Лето 1931 года. По пинежским участкам УСЛОНа собирают этап. Уже третий день как с работы сняли. Комплектуют в отдельном бараке. Все больше молодежь здоровая, интеллигентные тоже, видать, есть (учителя, может, священники или артисты, кто их разберет? Все вроде одинаковые). Выдали всем новые телогрейки, штаны, белье, ботинки. Куда это собираются гнать? Хуже не будет, куда уж! Пайки раздали на пять дней. Народу много. Человек двести. Опять перекличка. Комендант передает конвою формуляры. Построились, вышли. Прощай, лагерь «родной», чтоб ты провалился!..

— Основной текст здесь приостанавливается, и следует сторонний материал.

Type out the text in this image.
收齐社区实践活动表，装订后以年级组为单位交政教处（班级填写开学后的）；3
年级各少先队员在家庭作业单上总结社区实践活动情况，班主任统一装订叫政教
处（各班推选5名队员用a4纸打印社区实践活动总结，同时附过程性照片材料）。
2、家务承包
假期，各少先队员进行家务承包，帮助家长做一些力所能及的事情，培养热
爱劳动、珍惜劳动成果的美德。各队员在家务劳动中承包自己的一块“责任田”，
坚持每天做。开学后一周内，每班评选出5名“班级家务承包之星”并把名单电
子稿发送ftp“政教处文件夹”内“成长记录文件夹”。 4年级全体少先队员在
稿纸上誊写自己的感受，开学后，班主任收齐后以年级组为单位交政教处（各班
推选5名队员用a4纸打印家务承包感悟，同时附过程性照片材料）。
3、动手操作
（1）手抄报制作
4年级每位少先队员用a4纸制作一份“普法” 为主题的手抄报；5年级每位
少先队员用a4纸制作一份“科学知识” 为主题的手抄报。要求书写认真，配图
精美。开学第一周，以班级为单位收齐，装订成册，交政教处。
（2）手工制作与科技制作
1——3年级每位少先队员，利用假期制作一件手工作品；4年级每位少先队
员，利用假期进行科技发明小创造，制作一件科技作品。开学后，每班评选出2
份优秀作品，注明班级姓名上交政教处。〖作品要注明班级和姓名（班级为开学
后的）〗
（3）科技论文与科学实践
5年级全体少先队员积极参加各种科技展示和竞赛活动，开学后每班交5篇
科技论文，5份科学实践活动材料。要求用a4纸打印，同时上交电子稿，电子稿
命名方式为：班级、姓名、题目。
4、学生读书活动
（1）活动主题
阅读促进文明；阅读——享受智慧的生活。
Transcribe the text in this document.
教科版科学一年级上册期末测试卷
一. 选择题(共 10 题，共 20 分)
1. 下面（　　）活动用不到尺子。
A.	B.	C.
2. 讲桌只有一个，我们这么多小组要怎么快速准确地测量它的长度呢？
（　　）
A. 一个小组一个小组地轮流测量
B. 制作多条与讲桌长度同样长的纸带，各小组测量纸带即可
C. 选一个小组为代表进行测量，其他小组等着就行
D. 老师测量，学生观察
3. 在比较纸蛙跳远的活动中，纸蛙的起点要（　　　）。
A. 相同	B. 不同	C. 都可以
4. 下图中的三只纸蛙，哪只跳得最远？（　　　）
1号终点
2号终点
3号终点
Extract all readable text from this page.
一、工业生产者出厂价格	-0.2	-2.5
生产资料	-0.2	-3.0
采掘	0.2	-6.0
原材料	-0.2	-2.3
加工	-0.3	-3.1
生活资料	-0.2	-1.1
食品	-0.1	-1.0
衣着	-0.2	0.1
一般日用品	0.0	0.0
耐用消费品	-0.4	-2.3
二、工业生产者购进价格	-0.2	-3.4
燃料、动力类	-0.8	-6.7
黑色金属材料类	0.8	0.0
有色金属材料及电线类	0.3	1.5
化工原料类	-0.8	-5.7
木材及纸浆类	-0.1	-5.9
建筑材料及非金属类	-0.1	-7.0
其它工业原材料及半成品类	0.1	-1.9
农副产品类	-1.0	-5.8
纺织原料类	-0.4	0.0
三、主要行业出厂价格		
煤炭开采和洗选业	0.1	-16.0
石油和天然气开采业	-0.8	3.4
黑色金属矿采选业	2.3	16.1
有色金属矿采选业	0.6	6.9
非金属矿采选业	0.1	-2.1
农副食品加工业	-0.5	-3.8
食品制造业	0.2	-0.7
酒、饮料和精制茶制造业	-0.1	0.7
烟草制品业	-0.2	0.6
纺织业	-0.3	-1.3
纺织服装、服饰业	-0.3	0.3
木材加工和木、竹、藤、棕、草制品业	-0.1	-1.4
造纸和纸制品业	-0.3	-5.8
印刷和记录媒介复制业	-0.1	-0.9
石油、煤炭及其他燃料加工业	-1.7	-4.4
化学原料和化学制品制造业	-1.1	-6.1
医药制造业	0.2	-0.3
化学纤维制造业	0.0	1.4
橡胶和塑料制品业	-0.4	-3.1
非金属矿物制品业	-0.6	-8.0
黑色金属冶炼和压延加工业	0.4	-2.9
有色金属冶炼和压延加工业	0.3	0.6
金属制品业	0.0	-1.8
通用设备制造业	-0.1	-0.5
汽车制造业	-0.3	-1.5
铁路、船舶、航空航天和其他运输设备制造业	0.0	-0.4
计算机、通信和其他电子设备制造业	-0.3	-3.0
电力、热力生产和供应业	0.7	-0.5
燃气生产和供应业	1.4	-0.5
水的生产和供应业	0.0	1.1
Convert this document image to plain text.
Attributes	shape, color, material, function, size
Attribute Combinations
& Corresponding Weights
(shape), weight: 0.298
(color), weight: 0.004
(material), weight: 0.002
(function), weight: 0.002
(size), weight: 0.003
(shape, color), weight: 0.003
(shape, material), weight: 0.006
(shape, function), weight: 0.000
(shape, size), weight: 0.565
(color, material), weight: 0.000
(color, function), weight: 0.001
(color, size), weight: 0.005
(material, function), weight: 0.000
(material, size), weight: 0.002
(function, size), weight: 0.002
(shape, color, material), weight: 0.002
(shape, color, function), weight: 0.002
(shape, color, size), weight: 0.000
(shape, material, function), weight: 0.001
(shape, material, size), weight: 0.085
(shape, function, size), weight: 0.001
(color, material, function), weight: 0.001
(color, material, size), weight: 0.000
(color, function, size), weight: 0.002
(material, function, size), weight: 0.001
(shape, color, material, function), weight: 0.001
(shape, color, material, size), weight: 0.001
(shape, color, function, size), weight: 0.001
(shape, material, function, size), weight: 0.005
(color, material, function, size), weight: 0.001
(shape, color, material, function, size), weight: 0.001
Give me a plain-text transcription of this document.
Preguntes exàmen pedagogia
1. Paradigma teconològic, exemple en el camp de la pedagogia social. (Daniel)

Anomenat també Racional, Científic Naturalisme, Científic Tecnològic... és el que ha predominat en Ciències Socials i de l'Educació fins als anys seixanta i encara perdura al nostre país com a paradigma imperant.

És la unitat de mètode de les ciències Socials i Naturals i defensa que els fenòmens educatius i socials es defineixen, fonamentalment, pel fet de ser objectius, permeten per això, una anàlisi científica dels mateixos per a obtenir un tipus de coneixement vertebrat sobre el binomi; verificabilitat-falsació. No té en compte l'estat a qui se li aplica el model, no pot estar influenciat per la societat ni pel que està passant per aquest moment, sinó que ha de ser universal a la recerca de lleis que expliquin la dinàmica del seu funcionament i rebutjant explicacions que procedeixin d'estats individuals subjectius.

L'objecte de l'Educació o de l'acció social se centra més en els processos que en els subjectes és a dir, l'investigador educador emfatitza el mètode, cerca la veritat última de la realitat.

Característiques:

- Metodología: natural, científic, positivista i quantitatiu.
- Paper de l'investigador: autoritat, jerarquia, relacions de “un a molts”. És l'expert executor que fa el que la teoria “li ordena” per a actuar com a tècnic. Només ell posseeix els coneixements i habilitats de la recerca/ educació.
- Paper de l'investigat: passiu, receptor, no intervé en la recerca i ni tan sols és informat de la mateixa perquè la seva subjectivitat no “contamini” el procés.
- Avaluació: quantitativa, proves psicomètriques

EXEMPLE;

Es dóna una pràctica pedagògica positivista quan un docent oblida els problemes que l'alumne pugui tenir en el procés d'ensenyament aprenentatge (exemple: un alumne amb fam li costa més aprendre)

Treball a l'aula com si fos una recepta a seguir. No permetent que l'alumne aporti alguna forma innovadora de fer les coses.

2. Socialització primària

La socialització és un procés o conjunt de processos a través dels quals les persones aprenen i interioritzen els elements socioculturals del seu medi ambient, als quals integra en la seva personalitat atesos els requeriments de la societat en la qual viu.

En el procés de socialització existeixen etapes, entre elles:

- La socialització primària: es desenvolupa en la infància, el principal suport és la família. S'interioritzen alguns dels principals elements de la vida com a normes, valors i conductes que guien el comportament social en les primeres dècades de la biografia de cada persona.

Станция Луза, опять теплушка – поехали! Не то Котлас, не то Великий Устюг… не разобрать. Река – Северная Двина. Загнали на пристань. Куда? Никто ничего не знает. В Архангельск на лесопогрузку? Загнали на пароход «Глеб Бокий», в трюм, прямо на днище, шпангоуты торчат, вода по щиколотку. Заорали, зашумели: «Доски давай!» Взяли десяток парней – приволокли доски. Стояли сутки, пока загружали пароход. Пить, жрать охота, на оправку не выводят. Закрыли трюм – пошел, поплыли! Еще только через сутки накормили, дали воды. На палубу не пускают. Параши не поставили… А в трюме – друг на друге. Темно, вонь…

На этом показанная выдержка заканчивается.